Kudsi Erguner, Musical Archaeologist

Sometimes you follow a small trail and find something truly delicious ...

I was reading through my July 2005 copy of the Turkish Airlines magazine called 'Skylife' when I found a feature article on Kudsi Erguner.

I read of a man who studied both architecture and musicological research in Paris, who writes books, composes music and teaches.

Curious to know more, I searched for his music online and loved the two pieces I found ... Ney Taksimi and Ud Ve Kanun Ta.

He has some 92 albums to his name and is regarded as one of the world's leading representatives of sufi music. Yet to be searched are the compositions he has created while researching classical Turkish music, mixing Ottoman music with western rhythms and improvisational jazz.

Kudsi 'expresses mystical philosophy through his 'ney' (reed flute), an instrument he learned while following in the ney playing footsteps of his father and grandfather.

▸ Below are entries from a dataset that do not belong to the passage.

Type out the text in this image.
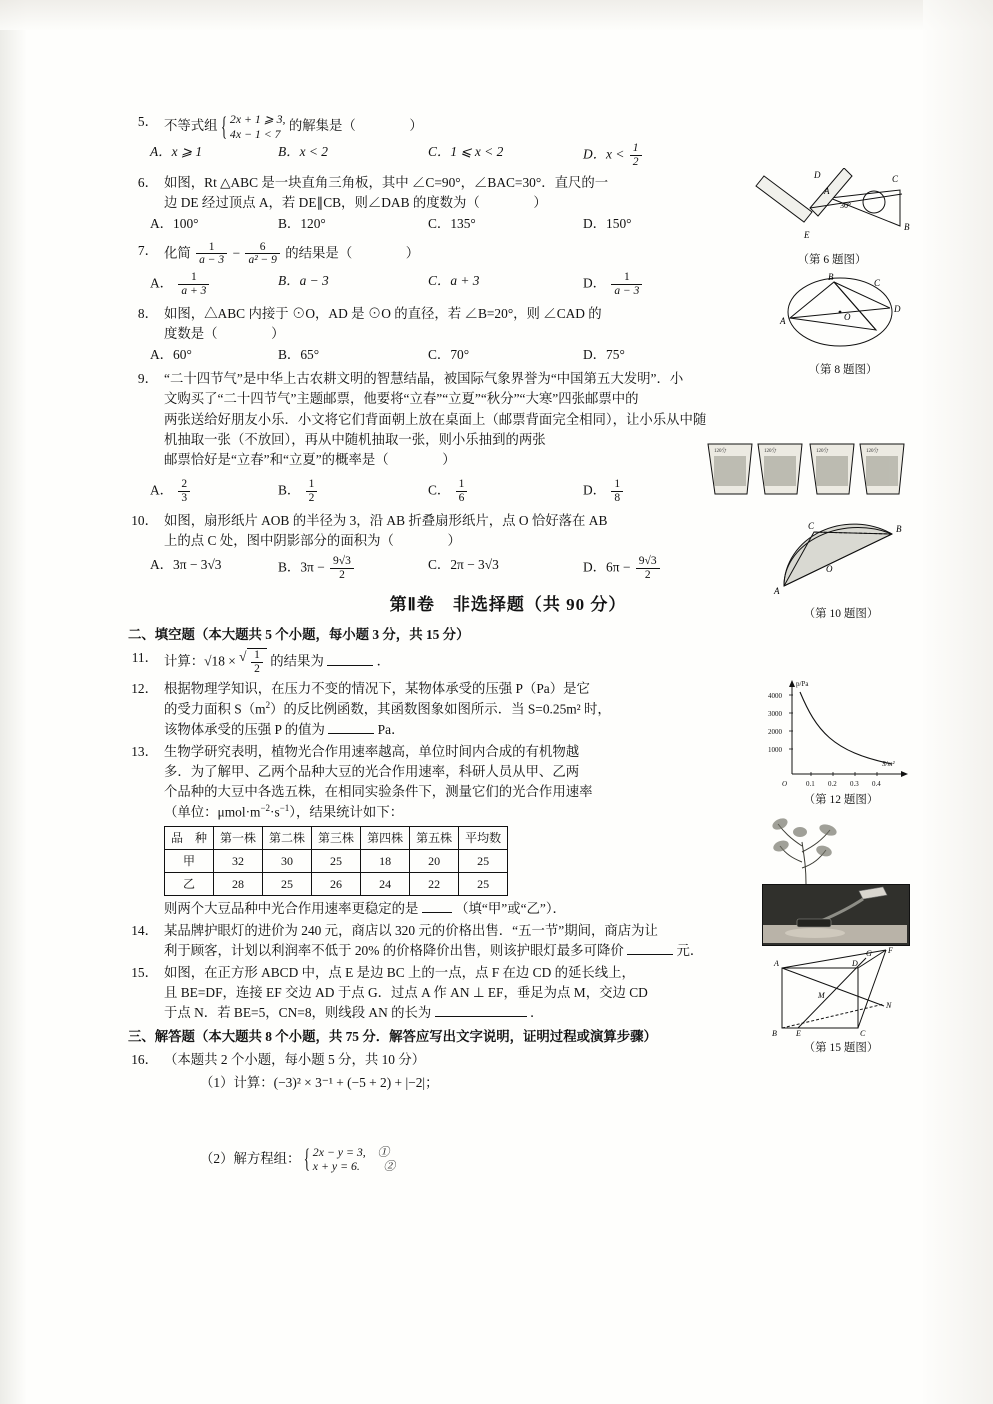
5． 不等式组 { 2x + 1 ⩾ 3,
4x − 1 < 7 的解集是（　　　　）
A．x ⩾ 1	B．x < 2	C．1 ⩽ x < 2	D．$x < \frac{1}{2}$
6． 如图，Rt △ABC 是一块直角三角板，其中 ∠C=90°，∠BAC=30°．直尺的一
边 DE 经过顶点 A，若 DE∥CB，则∠DAB 的度数为（　　　　）
A．100°	B．120°	C．135°	D．150°
7． 化简 $\frac{1}{a - 3} - \frac{6}{\text{a² − 9}}$ 的结果是（　　　　）
A． $\frac{1}{a + 3}$	B．a − 3	C．a + 3	D． $\frac{1}{a - 3}$
8． 如图，△ABC 内接于 ⊙O，AD 是 ⊙O 的直径，若 ∠B=20°，则 ∠CAD 的
度数是（　　　　）
A．60°	B．65°	C．70°	D．75°
9． “二十四节气”是中华上古农耕文明的智慧结晶，被国际气象界誉为“中国第五大发明”．小
文购买了“二十四节气”主题邮票，他要将“立春”“立夏”“秋分”“大寒”四张邮票中的
两张送给好朋友小乐．小文将它们背面朝上放在桌面上（邮票背面完全相同），让小乐从中随
机抽取一张（不放回），再从中随机抽取一张，则小乐抽到的两张
邮票恰好是“立春”和“立夏”的概率是（　　　　）
A． $\frac{2}{3}$	B． $\frac{1}{2}$	C． $\frac{1}{6}$	D． $\frac{1}{8}$
10． 如图，扇形纸片 AOB 的半径为 3，沿 AB 折叠扇形纸片，点 O 恰好落在 AB
上的点 C 处，图中阴影部分的面积为（　　　　）
A．3π − 3√3	B．$3\pi - \frac{9√3}{2}$	C．2π − 3√3	D．$6\pi - \frac{9√3}{2}$
第Ⅱ卷　非选择题（共 90 分）
二、填空题（本大题共 5 个小题，每小题 3 分，共 15 分）
11． 计算：√18 × √ $\frac{1}{2}$ 的结果为	．
12． 根据物理学知识，在压力不变的情况下，某物体承受的压强 P（Pa）是它
的受力面积 $S(m^2)$的反比例函数，其函数图象如图所示．当 S=0.25m² 时，
该物体承受的压强 P 的值为	Pa．
13． 生物学研究表明，植物光合作用速率越高，单位时间内合成的有机物越
多．为了解甲、乙两个品种大豆的光合作用速率，科研人员从甲、乙两
个品种的大豆中各选五株，在相同实验条件下，测量它们的光合作用速率
（单位：$\mu mol\cdot m^{-2}\cdot s^{-1}$），结果统计如下：
品　种	第一株	第二株	第三株	第四株	第五株	平均数
甲	32	30	25	18	20	25
乙	28	25	26	24	22	25
则两个大豆品种中光合作用速率更稳定的是	（填“甲”或“乙”）．
14． 某品牌护眼灯的进价为 240 元，商店以 320 元的价格出售．“五一节”期间，商店为让
利于顾客，计划以利润率不低于 20% 的价格降价出售，则该护眼灯最多可降价	元．
15． 如图，在正方形 ABCD 中，点 E 是边 BC 上的一点，点 F 在边 CD 的延长线上，
且 BE=DF，连接 EF 交边 AD 于点 G．过点 A 作 AN ⊥ EF，垂足为点 M，交边 CD
于点 N．若 BE=5，CN=8，则线段 AN 的长为	．
三、解答题（本大题共 8 个小题，共 75 分．解答应写出文字说明，证明过程或演算步骤）
16． （本题共 2 个小题，每小题 5 分，共 10 分）
（1）计算：(−3)² × 3⁻¹ + (−5 + 2) + |−2|；
（2）解方程组： { 2x − y = 3,　①
x + y = 6.　　②
D	C
B
A
E
30°
（第 6 题图）
B
C
O
A
D
（第 8 题图）
120分	120分	120分	120分
C	B
A
O
（第 10 题图）
4000
3000
2000
1000
0.1 0.2 0.3 0.4
O
p/Pa
S/m²
（第 12 题图）
A
F
G
D
M
N
B E	C
（第 15 题图）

France gets more than it seems to deserve in these days when he talks of the multi-cultural aspect of his projects. He says, 'Let's say it's a spinoff of living in Paris. Because Paris is a world city; you meet a lot of artists there.'

He has a book ... 'The Fount of Seperation: A Ney Player's Journey'. It's intended to be autobiographical but is more of a first-hand account of the period in which my generation lived.